As part of project 2 , where we have to take 3 different messy datasets and try to transform them using tifyr & dplyr and other libraries of R and prepare them for analysis so that we can infer something meaningfull from the same.
This data set contains the avacado consumption of 30 cities throughout US, the data is scattered cross various excel(s) one each for one city. It has a lot of unwanted data which is messy and needs to be filtered out before to can use it to Analyse and infer something from the same.
We are using below libraries in our quest to resolve the above problem.:- readxl
dplyr
kableExtra
sqldf
stringr
ggplot2
files <- list.files(pattern = "*.xls")
tbl <- sapply(files, read_excel, simplify=FALSE) %>%
bind_rows(.id = "City")
## readxl works best with a newer version of the tibble package.
## You currently have tibble v1.4.2.
## Falling back to column name repair from tibble <= v1.4.2.
## Message displays once per session.
kable(head(tbl)) %>%
kable_styling(bootstrap_options = c("striped","hover","condensed","responsive"),full_width = F,position = "left",font_size = 12) %>%
row_spec(0, background ="gray")
City | Date | AveragePrice | Total Volume | 4046 | 4225 | 4770 | Total Bags | Small Bags | Large Bags | XLarge Bags |
---|---|---|---|---|---|---|---|---|---|---|
HAB_Retail_Volume_and_Price_2018_conventional_Atlanta.xls | 2018-12-02 | 1.07 | 533473.8 | 249111.9 | 30272.99 | 2042.89 | 252046.0 | 151025.6 | 101014.75 | 5.56 |
HAB_Retail_Volume_and_Price_2018_conventional_Atlanta.xls | 2018-11-25 | 1.08 | 426317.5 | 195607.5 | 28770.91 | 716.07 | 201223.0 | 124864.5 | 76321.78 | 36.67 |
HAB_Retail_Volume_and_Price_2018_conventional_Atlanta.xls | 2018-11-18 | 1.03 | 499927.1 | 213505.0 | 27104.44 | 1262.54 | 258055.1 | 177498.5 | 80556.69 | 0.00 |
HAB_Retail_Volume_and_Price_2018_conventional_Atlanta.xls | 2018-11-11 | 0.94 | 647115.1 | 268965.5 | 26762.72 | 1907.38 | 349479.4 | 251715.8 | 97753.68 | 9.99 |
HAB_Retail_Volume_and_Price_2018_conventional_Atlanta.xls | 2018-11-04 | 0.91 | 707297.6 | 290875.5 | 31476.18 | 2000.78 | 382945.1 | 260623.2 | 122289.71 | 32.22 |
HAB_Retail_Volume_and_Price_2018_conventional_Atlanta.xls | 2018-10-28 | 0.87 | 679128.2 | 304275.5 | 37877.05 | 2415.06 | 334560.6 | 207054.5 | 124439.39 | 3066.67 |
region_table <- read.csv("region_city.csv")
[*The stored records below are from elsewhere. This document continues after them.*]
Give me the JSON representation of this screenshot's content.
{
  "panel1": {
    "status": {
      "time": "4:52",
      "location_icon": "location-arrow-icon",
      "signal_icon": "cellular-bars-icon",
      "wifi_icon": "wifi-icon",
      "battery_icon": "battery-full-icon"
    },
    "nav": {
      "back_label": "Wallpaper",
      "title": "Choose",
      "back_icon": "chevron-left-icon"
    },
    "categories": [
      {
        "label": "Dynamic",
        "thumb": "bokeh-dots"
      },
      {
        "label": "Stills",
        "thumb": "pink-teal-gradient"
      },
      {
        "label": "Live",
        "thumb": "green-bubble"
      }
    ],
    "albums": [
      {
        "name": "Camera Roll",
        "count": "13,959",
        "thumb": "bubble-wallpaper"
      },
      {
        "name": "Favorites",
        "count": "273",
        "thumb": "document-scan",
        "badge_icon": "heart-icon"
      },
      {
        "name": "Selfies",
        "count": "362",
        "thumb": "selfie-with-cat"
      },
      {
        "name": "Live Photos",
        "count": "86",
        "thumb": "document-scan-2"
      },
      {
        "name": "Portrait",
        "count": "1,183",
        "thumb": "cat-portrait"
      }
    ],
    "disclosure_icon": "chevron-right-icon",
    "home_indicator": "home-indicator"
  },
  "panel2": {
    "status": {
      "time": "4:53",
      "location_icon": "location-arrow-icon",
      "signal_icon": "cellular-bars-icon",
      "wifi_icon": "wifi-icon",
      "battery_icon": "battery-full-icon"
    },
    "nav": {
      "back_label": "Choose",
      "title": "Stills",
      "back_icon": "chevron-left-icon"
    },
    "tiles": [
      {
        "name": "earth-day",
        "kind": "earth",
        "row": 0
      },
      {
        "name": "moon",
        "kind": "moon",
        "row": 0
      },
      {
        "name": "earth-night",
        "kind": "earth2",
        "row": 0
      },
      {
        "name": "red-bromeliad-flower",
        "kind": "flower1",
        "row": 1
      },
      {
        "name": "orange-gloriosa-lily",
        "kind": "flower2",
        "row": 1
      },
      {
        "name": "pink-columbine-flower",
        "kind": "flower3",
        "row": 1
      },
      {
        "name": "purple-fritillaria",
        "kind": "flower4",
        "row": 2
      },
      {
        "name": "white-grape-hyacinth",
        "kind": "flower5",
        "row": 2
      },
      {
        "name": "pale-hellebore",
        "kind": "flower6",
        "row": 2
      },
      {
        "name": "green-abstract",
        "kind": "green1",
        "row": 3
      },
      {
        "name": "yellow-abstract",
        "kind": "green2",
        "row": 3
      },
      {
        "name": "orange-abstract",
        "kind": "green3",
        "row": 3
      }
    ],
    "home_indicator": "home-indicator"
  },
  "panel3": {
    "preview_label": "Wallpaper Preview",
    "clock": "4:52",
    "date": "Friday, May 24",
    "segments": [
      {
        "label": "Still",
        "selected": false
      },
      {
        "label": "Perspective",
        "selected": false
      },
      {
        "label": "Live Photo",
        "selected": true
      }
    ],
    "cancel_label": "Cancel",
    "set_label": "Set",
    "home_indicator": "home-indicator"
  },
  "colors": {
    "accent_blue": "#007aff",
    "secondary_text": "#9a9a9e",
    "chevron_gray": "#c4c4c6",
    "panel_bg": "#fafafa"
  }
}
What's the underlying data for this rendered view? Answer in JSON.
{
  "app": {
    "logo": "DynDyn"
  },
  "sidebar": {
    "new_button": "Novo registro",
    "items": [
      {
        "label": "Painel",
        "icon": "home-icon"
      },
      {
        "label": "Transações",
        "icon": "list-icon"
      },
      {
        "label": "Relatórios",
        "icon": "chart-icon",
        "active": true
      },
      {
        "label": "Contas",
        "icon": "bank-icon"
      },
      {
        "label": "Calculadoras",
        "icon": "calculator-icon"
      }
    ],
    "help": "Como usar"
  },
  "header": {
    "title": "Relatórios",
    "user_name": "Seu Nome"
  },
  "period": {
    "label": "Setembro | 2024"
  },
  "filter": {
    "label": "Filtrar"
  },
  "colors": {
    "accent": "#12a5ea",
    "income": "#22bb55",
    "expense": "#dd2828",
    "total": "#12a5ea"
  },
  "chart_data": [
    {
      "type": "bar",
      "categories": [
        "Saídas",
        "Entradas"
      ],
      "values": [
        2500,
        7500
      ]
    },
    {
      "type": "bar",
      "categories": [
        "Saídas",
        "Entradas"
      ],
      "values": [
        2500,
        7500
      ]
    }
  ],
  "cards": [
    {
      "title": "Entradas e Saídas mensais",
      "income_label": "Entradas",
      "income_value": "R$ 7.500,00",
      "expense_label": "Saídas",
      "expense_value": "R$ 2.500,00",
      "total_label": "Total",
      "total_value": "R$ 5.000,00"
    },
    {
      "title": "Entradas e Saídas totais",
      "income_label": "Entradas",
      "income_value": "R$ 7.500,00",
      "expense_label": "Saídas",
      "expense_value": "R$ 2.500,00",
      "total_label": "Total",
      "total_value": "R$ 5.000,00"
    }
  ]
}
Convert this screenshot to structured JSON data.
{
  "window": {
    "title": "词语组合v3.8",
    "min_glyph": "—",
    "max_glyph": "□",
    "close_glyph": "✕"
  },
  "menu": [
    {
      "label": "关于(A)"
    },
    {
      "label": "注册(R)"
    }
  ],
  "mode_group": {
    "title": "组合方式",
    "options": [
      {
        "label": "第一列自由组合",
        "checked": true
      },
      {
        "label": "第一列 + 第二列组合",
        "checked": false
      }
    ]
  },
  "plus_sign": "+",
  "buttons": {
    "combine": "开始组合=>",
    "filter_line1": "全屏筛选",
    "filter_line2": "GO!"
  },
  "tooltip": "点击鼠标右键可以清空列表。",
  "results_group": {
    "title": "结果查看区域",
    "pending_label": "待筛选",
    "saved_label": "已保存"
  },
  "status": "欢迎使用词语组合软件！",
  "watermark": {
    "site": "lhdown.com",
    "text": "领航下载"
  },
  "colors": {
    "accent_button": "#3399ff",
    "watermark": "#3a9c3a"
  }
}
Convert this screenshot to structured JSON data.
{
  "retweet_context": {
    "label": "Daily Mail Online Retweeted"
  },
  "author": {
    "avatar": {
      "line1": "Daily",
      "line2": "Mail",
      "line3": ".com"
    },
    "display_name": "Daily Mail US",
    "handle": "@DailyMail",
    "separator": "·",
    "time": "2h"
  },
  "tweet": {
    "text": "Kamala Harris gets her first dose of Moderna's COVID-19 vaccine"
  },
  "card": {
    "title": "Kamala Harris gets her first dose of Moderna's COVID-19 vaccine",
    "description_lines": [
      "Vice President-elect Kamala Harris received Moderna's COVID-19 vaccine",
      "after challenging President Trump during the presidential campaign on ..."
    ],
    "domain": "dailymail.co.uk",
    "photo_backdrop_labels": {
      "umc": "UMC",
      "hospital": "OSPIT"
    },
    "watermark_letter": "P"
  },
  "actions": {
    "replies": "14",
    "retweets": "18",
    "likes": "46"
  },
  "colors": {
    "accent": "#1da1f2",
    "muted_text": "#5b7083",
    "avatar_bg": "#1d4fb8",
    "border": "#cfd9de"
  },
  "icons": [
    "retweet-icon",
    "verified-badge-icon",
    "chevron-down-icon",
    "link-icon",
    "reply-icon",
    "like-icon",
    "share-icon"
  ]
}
tbl <- select(tbl , 1:4) %>%
mutate(City = str_replace_all(City,"HAB_Retail_Volume_and_Price_2018_conventional_","")) %>%
mutate(City = str_replace_all(City,".xls",""))
colnames(tbl) <- c("City","Date","AvgPrice","TotVol")
tbl <- mutate(tbl,Total_Sales = tbl$AvgPrice * tbl$TotVol)
combine_tbl <- sqldf("select a.City , a.total_sales , a.AvgPrice , b.region from tbl a left outer join region_table b on upper(a.city) = upper(b.city)" )
graph_data <- sqldf("select region 'region' , round(avg(total_sales)) avg_sales from combine_tbl
group by region" )
kable(head(graph_data)) %>%
kable_styling(bootstrap_options = c("striped","hover","condensed","responsive"),full_width = F,position = "left",font_size = 12) %>%
row_spec(0, background ="gray")
region | avg_sales |
---|---|
CALIFORNIA | 5199388 |
GREAT LAKES | 896085 |
MIDSOUTH | 1483060 |
NORTHEAST | 2145480 |
SOUTH CENTRAL | 892462 |
SOUTHEAST | 634714 |
graph_data %>%
ggplot(aes(x=region, y=avg_sales, fill=region)) +
scale_x_discrete(limits=graph_data$region) +
geom_bar(stat="identity") +
labs(title = "Sales By Region", x="Region", y="Avg Sales")
Using the graph we can clearly see that California region has the highest total sales of Avacado, followed by North East region and West region has the least consumption on avacado.